CLBS12, currently in Phase II testing, is an autologous therapy that uses an individual's cells, which are cultured and expanded outside the body, and reintroduced into the donor.

“CLBS12 is eligible for early approval in Japan and we hope to have top line data from the ongoing Phase II trial by the first half of 2020 and this could be an approved product in Japan as early as 2021, Mazzo said, adding: “We’re looking forward to partnering CLBS12 with a Japanese pharmaceutical company, and we have a number of interested parties and discussions are moving into the advanced stage now.”

He said the estimated initial commercial opportunity in Japan is more than $100m. Aproval in Japan would support development of CLBS12 in the US and the EU, he added.

CLBS14

“After CLBS12, the next asset in our pipeline that’s likely to move to commercialization will be our product candidate CLBS14 in the NORDA (No Option Refractory Disabling Angina) program, and which will start Phase III later this year,” Mazzo said.

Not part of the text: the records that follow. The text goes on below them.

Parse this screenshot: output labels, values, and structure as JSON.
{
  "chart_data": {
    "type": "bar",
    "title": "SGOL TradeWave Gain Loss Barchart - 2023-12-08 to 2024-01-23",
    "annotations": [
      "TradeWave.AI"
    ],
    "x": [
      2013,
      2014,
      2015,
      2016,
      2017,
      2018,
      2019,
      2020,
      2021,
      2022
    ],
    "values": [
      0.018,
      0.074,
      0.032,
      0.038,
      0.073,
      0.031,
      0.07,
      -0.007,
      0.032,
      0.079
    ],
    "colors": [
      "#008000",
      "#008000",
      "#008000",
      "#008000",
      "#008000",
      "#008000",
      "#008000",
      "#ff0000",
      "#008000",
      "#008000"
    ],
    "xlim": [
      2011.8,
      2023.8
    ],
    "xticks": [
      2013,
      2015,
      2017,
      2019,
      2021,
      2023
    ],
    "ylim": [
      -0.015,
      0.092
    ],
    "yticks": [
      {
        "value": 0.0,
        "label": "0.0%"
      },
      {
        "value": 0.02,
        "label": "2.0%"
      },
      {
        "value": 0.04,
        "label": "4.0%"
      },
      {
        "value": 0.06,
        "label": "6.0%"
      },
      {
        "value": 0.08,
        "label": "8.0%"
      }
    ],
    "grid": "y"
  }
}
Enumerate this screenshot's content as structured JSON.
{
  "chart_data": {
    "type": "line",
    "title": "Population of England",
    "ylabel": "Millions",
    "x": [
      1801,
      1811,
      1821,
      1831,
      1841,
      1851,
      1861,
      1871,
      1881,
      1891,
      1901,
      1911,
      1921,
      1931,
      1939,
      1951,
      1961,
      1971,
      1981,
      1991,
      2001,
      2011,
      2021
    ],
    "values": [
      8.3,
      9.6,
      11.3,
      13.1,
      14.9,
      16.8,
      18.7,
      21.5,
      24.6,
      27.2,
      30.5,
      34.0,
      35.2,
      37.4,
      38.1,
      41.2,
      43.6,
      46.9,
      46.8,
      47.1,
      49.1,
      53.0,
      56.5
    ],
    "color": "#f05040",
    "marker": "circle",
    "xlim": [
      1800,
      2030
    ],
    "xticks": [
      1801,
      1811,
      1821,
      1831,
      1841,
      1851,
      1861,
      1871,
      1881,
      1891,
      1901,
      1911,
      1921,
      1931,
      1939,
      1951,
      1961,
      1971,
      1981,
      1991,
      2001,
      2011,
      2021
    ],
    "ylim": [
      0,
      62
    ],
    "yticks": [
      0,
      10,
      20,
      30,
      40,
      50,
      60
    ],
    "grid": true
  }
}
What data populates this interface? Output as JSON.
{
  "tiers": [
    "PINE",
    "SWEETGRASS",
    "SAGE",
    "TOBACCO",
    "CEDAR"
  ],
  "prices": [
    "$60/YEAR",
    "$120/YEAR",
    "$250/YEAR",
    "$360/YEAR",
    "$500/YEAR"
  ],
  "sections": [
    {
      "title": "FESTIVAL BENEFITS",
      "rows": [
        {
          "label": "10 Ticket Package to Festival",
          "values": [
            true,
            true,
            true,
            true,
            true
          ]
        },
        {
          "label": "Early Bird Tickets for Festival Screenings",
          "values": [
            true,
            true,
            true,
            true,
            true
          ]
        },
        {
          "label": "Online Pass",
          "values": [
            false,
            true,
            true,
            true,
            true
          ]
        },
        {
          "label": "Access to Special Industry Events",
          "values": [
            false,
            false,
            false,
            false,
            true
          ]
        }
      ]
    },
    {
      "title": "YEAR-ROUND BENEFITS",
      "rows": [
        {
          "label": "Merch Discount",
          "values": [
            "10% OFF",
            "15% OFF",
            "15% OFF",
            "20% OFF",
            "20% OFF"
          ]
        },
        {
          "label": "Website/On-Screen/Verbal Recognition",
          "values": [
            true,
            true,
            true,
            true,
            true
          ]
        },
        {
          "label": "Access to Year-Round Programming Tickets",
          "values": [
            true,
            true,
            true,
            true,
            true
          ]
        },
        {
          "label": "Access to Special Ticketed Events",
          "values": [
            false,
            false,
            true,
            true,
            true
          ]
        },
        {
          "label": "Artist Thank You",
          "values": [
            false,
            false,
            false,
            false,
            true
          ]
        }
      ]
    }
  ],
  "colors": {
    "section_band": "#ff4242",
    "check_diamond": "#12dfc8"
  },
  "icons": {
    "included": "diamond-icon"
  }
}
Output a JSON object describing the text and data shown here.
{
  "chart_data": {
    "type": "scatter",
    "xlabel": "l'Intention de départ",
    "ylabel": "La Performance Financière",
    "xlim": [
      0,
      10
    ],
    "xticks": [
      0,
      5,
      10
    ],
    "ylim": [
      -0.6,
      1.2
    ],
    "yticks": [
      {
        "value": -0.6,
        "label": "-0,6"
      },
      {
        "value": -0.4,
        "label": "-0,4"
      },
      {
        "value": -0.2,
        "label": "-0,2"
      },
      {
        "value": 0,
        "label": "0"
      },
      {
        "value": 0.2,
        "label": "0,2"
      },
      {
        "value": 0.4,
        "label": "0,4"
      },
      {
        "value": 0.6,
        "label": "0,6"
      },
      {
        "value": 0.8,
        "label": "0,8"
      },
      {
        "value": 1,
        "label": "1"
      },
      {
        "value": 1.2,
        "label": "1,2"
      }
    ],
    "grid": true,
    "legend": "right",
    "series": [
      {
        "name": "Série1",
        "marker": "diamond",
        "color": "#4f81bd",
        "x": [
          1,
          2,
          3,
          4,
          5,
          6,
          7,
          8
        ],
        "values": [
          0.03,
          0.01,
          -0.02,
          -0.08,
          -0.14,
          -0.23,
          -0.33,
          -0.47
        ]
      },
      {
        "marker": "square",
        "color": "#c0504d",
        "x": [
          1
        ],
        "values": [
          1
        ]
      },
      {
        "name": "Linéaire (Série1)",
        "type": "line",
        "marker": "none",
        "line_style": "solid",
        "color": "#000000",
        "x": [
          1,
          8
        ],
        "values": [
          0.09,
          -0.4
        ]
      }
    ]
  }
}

“We currently estimate that it will then take three years before we get top line NORDA data for CLBS14; if that comes say in early 2023, under an ideal scenario that could be an approved product in the US by late 2023 or early 2024. The CLBS16 program for Coronary Microvascular Dysfunction would follow closely behind that,” Mazzo said.

Caladrius Biosciences would be open to commercial partnering in countries other than Japan, provided the terms were attractive.

“That said, the NORDA program and indication would be manageable for us in the US despite our small size, because the infrastructure would allow for that.”

Rising Profile Expected

Mazzo said he expected the group’s product – and investment – profile to become more prominent over the next three to four years.

“In three years’ time we’d like to see ourselves with a product partnered and launched in Japan, and a US counterpart program in CLI  initiated,” he explained.

“We’d also at that time like to see us wrapping up the NORDA program in the United States with an eye towards a smooth and rapid registration product in the US and a potential partnering there. And I’d like to see the CMD program in Phase III at that point."

“I’d also hope that at that time the market will show a better understanding of what we’re doing and that that would translate into a much increased stock price.”

He added, “Right now, we believe our share price is held back by our very heavy retail shareholder base, and that’s something that we expect will convert over the next several years.

“Our goal is to see our market cap 10 times higher than it is today in market value, if not greater, with products and revenue either in hand or immediately on the horizon and with additional products in our pipeline, as either new indications for CD34+, of which there are several, and also having decided on the next steps for our autoimmune platform.”